Premier Foods brands Sharwood’s and Loyd Grossma

The price of key SKUs at Premier Foods has remained firm despite the supermarket price war, new research shows.

Analysis of 25 Premier Foods SKUs published this week by brokers Jefferies showed no significant changes since the Morrisons profit warning in March, with shelf prices rising and falling within a 5% band.

Our own wider analysis of 147 Premier SKUs across the big four showed average shelf prices climbing 1% since the warning and promoted prices climbing 5% [BrandView.com].

Shares in Premier Foods crashed after Morrisons unveiled the mother of all writedowns this March. After its refinancing in early March, shares in Premier Foods had been riding high, closing at 157p the day before. But they have since plummeted and this week drifted to an annual low of 48.5p.

In a trading update last month, the Ambrosia and Oxo owner warned it was unlikely to hit its target of growing sales by 2% to 3% this year because of ‘subdued grocery markets’, but Jefferies analyst Martin Deboo said the findings suggested it was business as usual and that the share price overreacted to the price war threat.
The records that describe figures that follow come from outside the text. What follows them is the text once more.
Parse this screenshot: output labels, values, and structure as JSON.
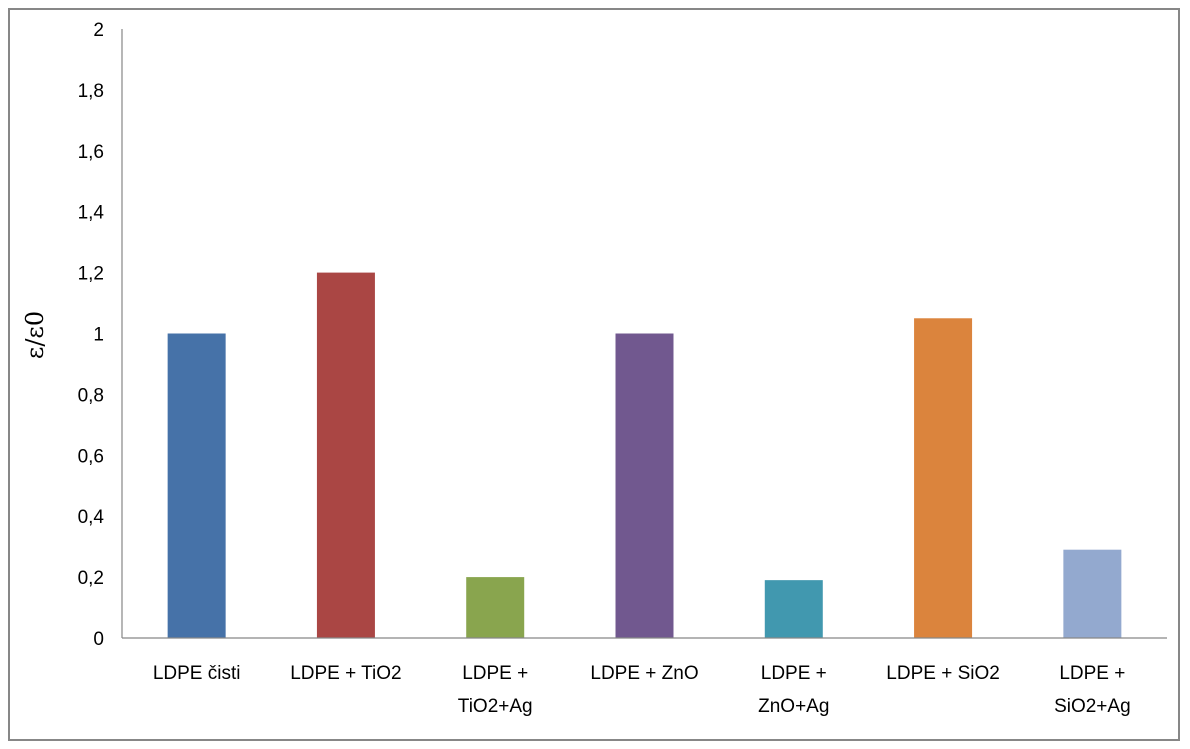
{
  "chart_data": {
    "type": "bar",
    "categories": [
      [
        "LDPE čisti"
      ],
      [
        "LDPE + TiO2"
      ],
      [
        "LDPE +",
        "TiO2+Ag"
      ],
      [
        "LDPE + ZnO"
      ],
      [
        "LDPE +",
        "ZnO+Ag"
      ],
      [
        "LDPE + SiO2"
      ],
      [
        "LDPE +",
        "SiO2+Ag"
      ]
    ],
    "values": [
      1.0,
      1.2,
      0.2,
      1.0,
      0.19,
      1.05,
      0.29
    ],
    "colors": [
      "#4672A8",
      "#AA4644",
      "#89A54E",
      "#71588F",
      "#4198AF",
      "#DB843D",
      "#93A9CF"
    ],
    "title": "",
    "xlabel": "",
    "ylabel": "ε/ε0",
    "ylim": [
      0,
      2
    ],
    "yticks": [
      "0",
      "0,2",
      "0,4",
      "0,6",
      "0,8",
      "1",
      "1,2",
      "1,4",
      "1,6",
      "1,8",
      "2"
    ],
    "grid": false,
    "legend": "none"
  }
}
He estimated in April that the price war would have a £5m to £10m impact on the bottom line in 2014/2015, but now said this estimate could have been over-cautious. “The data falls some way short to our eyes of suggesting that Premier Foods is suffering collateral damage from any price war,” said Deboo.

Ahead of the half-year results due out on 22 July, Deboo forecast a 4% decline in trading profit to £45m. Unusually in Premier’s recent history, no analysts have a sell rating on the company and short interest in the stock has fallen to less than 1%.